Researchers with the University at Albany have taken the first steps toward possibly making turnstile-free subways a reality.
Led by Assistant Professor Hany Elgala, Ph.D., working with partners at the university's Parking and Mass Transit Services and Office of Facilities Management, the scientists studied the feasibility of applying ultra-wideband (UWB) technology to public transportation systems.
The group included those from: the Center for Technology in Government at the University at Albany (CTG at UAlbany) and the Signals & Networks Lab (SINE) within the College of Engineering and Applied Sciences.
Their methods and results are available in the recently published report, "Intelligent Transportation based UWB Positioning and Connectivity: A Proof of Concept for Improving Public Transportation."
"UWB is a wireless radio system that uses a small amount of energy for simultaneous ranging, location tracking, andtransmission of large amounts of data over a wide range of frequency bandwidths," explained G. Brian Burke, managing director of CTG at UAlbany in the report. "For public transportation, UWB could lead to better tracking of trains and buses, and potentially eliminate the need for turnstiles, tickets or cards to deposit money or swipe for payment."

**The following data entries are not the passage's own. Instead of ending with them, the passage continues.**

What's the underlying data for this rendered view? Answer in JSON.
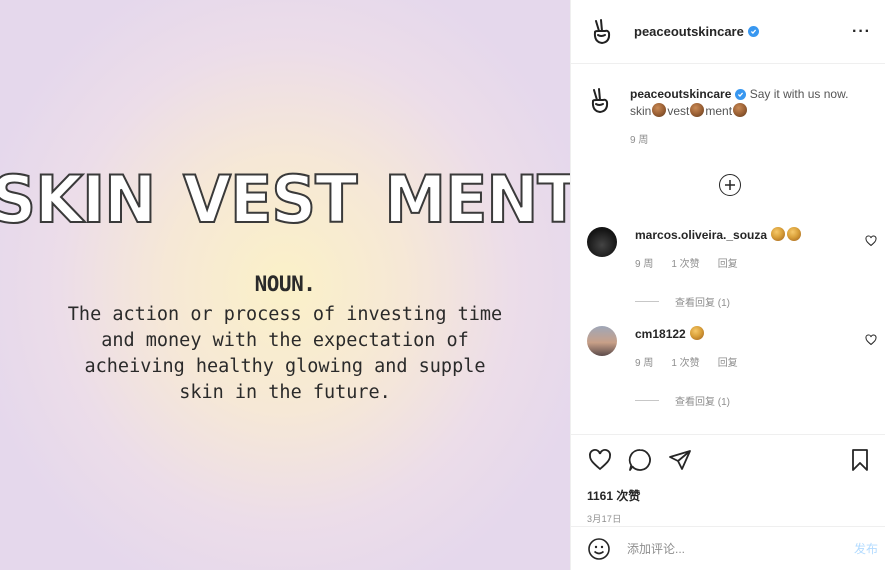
{
  "image": {
    "headline": [
      "SKIN",
      "VEST",
      "MENT"
    ],
    "noun_label": "NOUN.",
    "definition_lines": [
      "The action or process of investing time",
      "and money with the expectation of",
      "acheiving healthy glowing and supple",
      "skin in the future."
    ]
  },
  "header": {
    "username": "peaceoutskincare",
    "verified": true,
    "more_label": "···",
    "avatar_icon": "peace-hand-icon"
  },
  "caption": {
    "username": "peaceoutskincare",
    "text": " Say it with us now. skin",
    "text_part2": "vest",
    "text_part3": "ment",
    "time": "9 周"
  },
  "comments": [
    {
      "username": "marcos.oliveira._souza",
      "time": "9 周",
      "likes": "1 次赞",
      "reply_label": "回复",
      "view_replies": "查看回复 (1)"
    },
    {
      "username": "cm18122",
      "time": "9 周",
      "likes": "1 次赞",
      "reply_label": "回复",
      "view_replies": "查看回复 (1)"
    }
  ],
  "post_footer": {
    "likes": "1161 次赞",
    "date": "3月17日"
  },
  "add_comment": {
    "placeholder": "添加评论...",
    "post_label": "发布"
  },
  "colors": {
    "verified": "#3897f0",
    "post_button": "#b3dbff",
    "muted_text": "#8e8e8e"
  }
}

"Based on the obtained results, more investigations are needed to study how the technology performs in more real-world scenario and associated conditions," Elgala said. "We believe that the UWB technology has much more to offer for metropolitan public transportation including train-to-wayside communication and obstacle detection in front of trains."
This technology, if successfully implemented, could be a boon for the millions of Americans who rely on buses, trains, and subways. In 2017 alone, the American Public Transportation Association reported 10.1 billion trips were taken on public transportation.

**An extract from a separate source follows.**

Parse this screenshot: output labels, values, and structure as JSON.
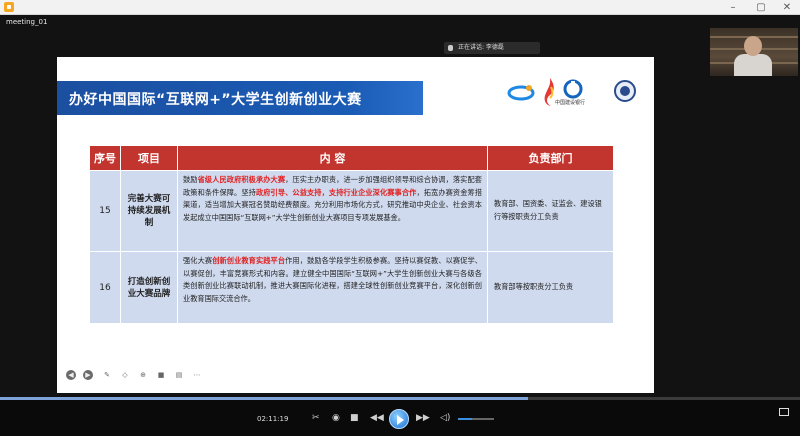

According to the report, the team wanted to see if UWB could hit specific levels of accuracy, consistency, and resiliency required by public transportation authorities to ensure service quality, effectiveness, and safety. Specifically, they wanted to test determining the location of a train or bus ("ranging") and to see if they could find a sensor within a "crowd" ("localization") which would be used to pay for rides without traditional turnstiles.
Working with their on-campus partners, and with commercially available ultra-wideband devices, the researchers ran tests in UAlbany's tunnels and on outdoor campus roadways to evaluate environmental and other effects on the systems. Their experiments measured reliability and precision.
For ranging, the scientists tracked a bus, between two UWB nodes about a tenth of a mile apart and in line-of-sight of each other. In that scenario, researchers could track a bus within about four inches of the vehicle's actual location. For non-line-of-sight situations, with two UWB nodes about 28 yards apart, the precision was within 20 inches.
Inside the tunnel, with six UWB nodes, scientists could locate a sensor within two inches of its actual location during localization testing.
"The best way to think of it," Burke said of the report, "is as if you had a payment card in your pocket, but just walked right onto a bus and were charged automatically, instead of stopping to swipe the payment card."
"These are just the early steps toward a turnstile-less world," said Burke. "There are levels of consistency and precision that need to be met, not to mention the policies needed to manage this kind of technology — but the impact could be felt by millions of Americans who rely on public transportation."